Tusk publikuje oświadczenie. Reakcja na spotkanie Trump-Putin

Dodano:
Premier Donald Tusk Źródło: PAP / Leszek Szymański
Premier Donald Tusk opublikował oświadczenie europejskich liderów ws. spotkania Donalda Trumpa z Władimirem Putinem na Alasce. Padła stanowcza deklaracja.

Komunikat, pod którym podpisali się szef polskiego rządu, a także prezydent Francji Emmanuel Macron, premier Włoch Gorgia Meloni, kanclerz Niemiec Friedrich Merz, premier Wielkiej Brytanii Kei Starmer, prezydent Finlandii Alexander Stubb, przewodniczący Rady Europejskiej Antonio Costa i szefowa Komisji Europejskiej Ursula von der Leyen, został wydany po zreferowaniu europejskim liderom przebiegu rozmów z Władimirem Putinem przez Donalda Trumpa.

"Ukraina musi mieć żelazne gwarancje bezpieczeństwa"
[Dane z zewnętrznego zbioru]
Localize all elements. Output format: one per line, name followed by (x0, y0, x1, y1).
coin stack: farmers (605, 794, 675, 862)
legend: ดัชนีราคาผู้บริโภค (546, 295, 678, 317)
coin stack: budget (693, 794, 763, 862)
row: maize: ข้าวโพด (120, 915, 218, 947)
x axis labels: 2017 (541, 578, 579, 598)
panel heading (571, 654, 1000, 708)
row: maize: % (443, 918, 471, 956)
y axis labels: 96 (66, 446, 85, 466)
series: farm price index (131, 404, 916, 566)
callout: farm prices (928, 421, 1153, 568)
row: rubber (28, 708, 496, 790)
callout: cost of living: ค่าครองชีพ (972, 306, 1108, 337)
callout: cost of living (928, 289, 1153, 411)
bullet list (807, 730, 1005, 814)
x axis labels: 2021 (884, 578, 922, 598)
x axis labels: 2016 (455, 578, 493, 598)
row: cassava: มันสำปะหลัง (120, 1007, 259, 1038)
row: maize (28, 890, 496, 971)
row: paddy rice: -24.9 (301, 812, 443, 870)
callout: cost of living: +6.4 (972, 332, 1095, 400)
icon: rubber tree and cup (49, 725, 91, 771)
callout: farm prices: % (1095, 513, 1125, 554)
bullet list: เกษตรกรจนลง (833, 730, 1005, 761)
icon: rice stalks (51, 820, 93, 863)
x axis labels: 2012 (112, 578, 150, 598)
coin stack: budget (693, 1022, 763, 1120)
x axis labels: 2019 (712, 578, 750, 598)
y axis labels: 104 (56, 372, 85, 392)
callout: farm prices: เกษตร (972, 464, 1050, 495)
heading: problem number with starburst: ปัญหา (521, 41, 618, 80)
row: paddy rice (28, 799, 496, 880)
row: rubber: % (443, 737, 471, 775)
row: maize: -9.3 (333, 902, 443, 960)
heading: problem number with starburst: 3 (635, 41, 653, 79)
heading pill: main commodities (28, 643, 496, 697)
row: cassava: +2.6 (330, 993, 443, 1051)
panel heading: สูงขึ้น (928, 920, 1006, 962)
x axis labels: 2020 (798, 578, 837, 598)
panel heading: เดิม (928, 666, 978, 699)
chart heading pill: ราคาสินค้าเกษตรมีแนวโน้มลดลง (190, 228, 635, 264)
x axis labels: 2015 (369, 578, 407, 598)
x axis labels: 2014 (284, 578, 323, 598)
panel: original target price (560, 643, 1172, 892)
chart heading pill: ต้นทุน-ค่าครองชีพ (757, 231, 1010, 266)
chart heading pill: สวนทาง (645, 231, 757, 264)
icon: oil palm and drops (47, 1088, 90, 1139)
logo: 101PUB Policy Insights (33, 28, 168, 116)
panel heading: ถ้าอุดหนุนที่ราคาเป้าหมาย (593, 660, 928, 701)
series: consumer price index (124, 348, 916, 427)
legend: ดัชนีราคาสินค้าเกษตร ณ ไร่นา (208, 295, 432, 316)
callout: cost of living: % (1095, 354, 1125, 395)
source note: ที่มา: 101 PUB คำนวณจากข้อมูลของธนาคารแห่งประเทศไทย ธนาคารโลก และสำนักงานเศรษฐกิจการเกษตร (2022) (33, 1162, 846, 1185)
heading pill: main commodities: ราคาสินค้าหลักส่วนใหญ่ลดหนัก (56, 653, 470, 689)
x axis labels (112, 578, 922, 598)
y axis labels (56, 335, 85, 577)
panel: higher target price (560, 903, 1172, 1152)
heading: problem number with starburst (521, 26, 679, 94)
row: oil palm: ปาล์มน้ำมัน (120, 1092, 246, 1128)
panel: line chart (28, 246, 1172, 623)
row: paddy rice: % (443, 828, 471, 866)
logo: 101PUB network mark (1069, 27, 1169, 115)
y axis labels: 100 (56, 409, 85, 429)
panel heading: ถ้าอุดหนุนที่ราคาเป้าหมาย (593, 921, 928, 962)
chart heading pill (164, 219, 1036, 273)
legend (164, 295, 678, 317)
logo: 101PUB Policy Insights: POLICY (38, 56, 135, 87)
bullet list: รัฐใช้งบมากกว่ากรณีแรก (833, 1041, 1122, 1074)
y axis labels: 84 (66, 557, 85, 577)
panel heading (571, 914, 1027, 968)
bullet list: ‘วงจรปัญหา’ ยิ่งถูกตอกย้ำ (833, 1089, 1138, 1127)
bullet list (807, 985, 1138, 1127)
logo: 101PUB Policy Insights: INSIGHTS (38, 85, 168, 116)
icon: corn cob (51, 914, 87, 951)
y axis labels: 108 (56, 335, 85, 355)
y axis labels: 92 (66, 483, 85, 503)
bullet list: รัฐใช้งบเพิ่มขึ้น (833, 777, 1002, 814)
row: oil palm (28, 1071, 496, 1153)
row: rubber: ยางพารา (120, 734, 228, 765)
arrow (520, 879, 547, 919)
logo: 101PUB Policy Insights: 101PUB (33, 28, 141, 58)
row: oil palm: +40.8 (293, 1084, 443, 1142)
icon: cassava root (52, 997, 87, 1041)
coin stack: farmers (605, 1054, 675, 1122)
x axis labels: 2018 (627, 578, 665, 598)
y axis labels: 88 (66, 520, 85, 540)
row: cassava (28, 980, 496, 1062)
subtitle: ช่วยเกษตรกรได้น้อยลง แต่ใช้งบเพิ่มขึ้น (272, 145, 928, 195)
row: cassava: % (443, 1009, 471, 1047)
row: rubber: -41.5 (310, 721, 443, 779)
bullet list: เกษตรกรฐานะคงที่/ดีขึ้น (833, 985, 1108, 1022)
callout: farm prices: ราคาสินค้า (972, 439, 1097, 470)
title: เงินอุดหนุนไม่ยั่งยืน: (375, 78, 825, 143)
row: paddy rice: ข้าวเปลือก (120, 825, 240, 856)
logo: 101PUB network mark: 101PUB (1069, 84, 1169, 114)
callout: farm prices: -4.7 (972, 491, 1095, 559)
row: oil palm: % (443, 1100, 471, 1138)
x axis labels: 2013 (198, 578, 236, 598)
"Przywódcy z zadowoleniem przyjęli wysiłki prezydenta Trumpa mające na celu powstrzymanie zabijania w Ukrainie, zakończenie rosyjskiej wojny agresywnej i osiągnięcie sprawiedliwego i trwałego pokoju" – czytamy w oświadczeniu europejskich liderów, które Donald Tusk opublikował na swoim profilu na portalu X.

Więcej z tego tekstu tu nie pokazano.